Production and Throughput
OEE Formula
Overall Equipment Effectiveness combines availability, performance, and quality into one percentage that shows how much planned production time turns into good parts. Use it to benchmark equipment, track improvement, and find where losses hide.
Formula
OEE = Availability x Performance x Quality
Variables
- Availability: Run time divided by planned production time. Captures downtime losses.
- Performance: Actual output rate divided by ideal rate. Captures speed and micro-stop losses.
- Quality: Good units divided by total units started. Captures scrap and rework losses.
Understanding the OEE Formula
OEE tells you what fraction of planned production time actually becomes good parts. It multiplies three independent losses: availability from downtime, performance from speed and micro-stops, and quality from scrap and rework. In the example, 0.875 times 0.864 times 0.974 gives 73.6 percent, meaning nearly a quarter of planned time produced no saleable output. Because the factors multiply, a weak link anywhere drags the whole number down, which makes OEE a fast way to spot where capacity is quietly leaking.
Compute each factor from shop-floor data. Availability is run time over planned time, 420 over 480, or 0.875. Performance is actual output over ideal output at rated speed, 380 over 440, or 0.864. Quality is good units over total started, 370 over 380, or 0.974. Keep planned production time consistent and exclude unscheduled shifts. A common gotcha is inflating the ideal rate, which understates performance and misdirects improvement effort toward the wrong loss.

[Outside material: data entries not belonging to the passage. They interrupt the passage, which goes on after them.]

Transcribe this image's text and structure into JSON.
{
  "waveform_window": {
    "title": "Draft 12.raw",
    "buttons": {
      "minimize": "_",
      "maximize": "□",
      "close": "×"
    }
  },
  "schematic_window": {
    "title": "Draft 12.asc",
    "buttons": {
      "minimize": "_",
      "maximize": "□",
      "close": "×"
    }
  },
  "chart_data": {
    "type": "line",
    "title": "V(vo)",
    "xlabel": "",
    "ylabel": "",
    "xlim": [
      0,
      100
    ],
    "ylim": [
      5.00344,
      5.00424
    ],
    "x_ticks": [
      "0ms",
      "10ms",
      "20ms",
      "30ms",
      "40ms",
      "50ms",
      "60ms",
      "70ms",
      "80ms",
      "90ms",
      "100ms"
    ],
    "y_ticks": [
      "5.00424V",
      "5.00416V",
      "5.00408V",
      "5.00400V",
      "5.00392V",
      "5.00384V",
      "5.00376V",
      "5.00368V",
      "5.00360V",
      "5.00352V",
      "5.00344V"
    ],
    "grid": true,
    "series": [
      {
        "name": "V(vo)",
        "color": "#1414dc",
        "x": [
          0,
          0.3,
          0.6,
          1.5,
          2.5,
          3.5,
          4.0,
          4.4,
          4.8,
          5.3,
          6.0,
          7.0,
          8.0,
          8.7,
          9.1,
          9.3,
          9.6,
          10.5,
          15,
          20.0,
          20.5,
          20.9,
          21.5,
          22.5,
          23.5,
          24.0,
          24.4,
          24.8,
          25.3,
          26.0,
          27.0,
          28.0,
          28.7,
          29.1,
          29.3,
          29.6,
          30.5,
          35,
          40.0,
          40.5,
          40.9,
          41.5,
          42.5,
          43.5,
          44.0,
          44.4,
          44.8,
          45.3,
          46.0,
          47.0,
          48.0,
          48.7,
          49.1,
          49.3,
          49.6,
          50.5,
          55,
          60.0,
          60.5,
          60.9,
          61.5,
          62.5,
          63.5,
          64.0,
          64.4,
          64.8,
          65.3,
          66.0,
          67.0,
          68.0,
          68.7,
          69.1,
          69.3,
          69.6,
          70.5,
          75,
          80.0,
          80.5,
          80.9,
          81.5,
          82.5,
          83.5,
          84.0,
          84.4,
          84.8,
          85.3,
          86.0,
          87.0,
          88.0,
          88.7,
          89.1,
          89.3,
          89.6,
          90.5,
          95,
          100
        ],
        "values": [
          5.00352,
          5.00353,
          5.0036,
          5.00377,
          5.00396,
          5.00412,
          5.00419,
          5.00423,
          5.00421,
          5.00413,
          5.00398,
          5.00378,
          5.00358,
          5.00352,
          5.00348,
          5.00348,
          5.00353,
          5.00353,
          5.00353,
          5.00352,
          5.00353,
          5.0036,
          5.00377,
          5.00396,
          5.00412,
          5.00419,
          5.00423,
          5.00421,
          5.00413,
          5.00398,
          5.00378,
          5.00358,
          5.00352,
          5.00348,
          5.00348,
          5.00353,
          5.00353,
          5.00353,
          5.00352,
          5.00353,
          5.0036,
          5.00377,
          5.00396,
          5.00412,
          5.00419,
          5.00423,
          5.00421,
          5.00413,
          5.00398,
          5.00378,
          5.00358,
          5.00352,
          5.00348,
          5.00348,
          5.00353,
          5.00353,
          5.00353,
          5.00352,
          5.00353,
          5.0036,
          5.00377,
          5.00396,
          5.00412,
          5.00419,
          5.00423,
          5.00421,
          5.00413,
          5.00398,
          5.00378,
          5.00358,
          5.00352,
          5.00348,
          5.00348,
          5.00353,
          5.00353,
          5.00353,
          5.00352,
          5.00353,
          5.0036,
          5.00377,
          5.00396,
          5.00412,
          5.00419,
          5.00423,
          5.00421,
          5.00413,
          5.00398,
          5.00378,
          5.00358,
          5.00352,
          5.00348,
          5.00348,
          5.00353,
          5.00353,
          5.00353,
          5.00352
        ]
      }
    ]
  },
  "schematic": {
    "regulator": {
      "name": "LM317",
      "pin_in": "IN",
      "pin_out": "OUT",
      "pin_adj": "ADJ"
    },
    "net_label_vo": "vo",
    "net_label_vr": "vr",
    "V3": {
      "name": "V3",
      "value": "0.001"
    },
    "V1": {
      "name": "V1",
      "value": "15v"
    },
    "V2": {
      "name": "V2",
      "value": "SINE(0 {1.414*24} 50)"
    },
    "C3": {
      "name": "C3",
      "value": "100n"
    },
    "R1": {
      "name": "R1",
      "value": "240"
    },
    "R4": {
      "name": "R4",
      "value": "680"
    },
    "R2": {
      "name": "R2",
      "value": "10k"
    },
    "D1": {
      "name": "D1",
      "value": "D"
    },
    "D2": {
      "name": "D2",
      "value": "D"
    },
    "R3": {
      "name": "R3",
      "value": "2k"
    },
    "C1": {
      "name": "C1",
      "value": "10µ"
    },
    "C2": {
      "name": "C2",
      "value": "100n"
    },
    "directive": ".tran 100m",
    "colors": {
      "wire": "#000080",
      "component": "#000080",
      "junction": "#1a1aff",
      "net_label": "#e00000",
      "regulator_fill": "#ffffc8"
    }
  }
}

World-class OEE is often cited near 85 percent, with 60 percent typical and 40 percent common in plants just starting to measure. At 73.6 percent, look at which factor is lowest. Here availability at 87.5 percent and performance at 86.4 percent both cost more than quality at 97.4 percent, so target downtime and speed losses first. Never chase the headline number alone; a point gained on the weakest factor flows straight through to the product.
Worked Example
Planned production time is 480 minutes. The machine ran 420 minutes (availability = 87.5%). Actual output was 380 units versus an ideal rate of 440 (performance = 86.4%). Of 380 units, 370 were good (quality = 97.4%).
- Availability = 420 / 480 = 0.875
- Performance = 380 / 440 = 0.864
- Quality = 370 / 380 = 0.974
- OEE = 0.875 x 0.864 x 0.974 = 0.736 = 73.6%
Result: 73.6% OEE
Common Mistake
Treating OEE as a standalone goal without separating the three losses. A 73% OEE caused mainly by availability losses needs a different action than 73% caused mainly by quality losses. Always review each factor separately.
Frequently Asked Questions
- What is OEE in manufacturing?
- Overall Equipment Effectiveness is a single percentage showing how much planned production time yields good parts, found by multiplying availability, performance, and quality. In the example, 0.875 times 0.864 times 0.974 equals 73.6 percent. It rolls downtime, speed, and quality losses into one metric, so a 73.6 percent result means about 26 percent of planned time was lost across those three categories combined.
- How do I calculate OEE step by step?
- Calculate three ratios then multiply. Availability equals run time over planned time, 420 over 480 equals 0.875. Performance equals actual over ideal output, 380 over 440 equals 0.864. Quality equals good over total units, 370 over 380 equals 0.974. Multiply all three: 0.875 times 0.864 times 0.974 equals 0.736, or 73.6 percent. Each factor should be a decimal between 0 and 1 before you multiply.
- What is a good OEE score?
- 85 percent is widely treated as world-class for discrete manufacturing, 60 percent is fairly typical, and 40 percent is common for plants new to measuring. The 73.6 percent in the example is solid but has clear room to improve. More important than the headline is which factor is weakest; a plant at 73 percent from downtime needs different action than one at 73 percent from scrap.
- Why is my OEE low even though the machine runs all day?
- High availability does not guarantee high OEE, because performance and quality still multiply in. A machine running 420 of 480 minutes has 87.5 percent availability, but if it runs slow at 86.4 percent performance and scraps parts at 97.4 percent quality, OEE still lands at 73.6 percent. Check the ideal rate and count micro-stops; small speed losses and rework often hide behind good uptime numbers.
- How do I convert availability, performance, and quality to a percentage?
- Each factor is already a ratio; multiply the decimal by 100. Availability 0.875 is 87.5 percent, performance 0.864 is 86.4 percent, quality 0.974 is 97.4 percent. For OEE, multiply the three decimals first, 0.875 times 0.864 times 0.974 equals 0.736, then times 100 gives 73.6 percent. Do not multiply the percentages directly without adjusting, or you will be off by factors of 100.
- What is the difference between OEE and availability?
- Availability is only one of the three OEE factors, measuring uptime as run time over planned time, 0.875 or 87.5 percent in the example. OEE multiplies availability by performance and quality, giving 73.6 percent. Availability alone ignores whether the machine ran at full speed or made good parts. A high availability with weak performance or quality still produces a much lower OEE, which is why you review all three.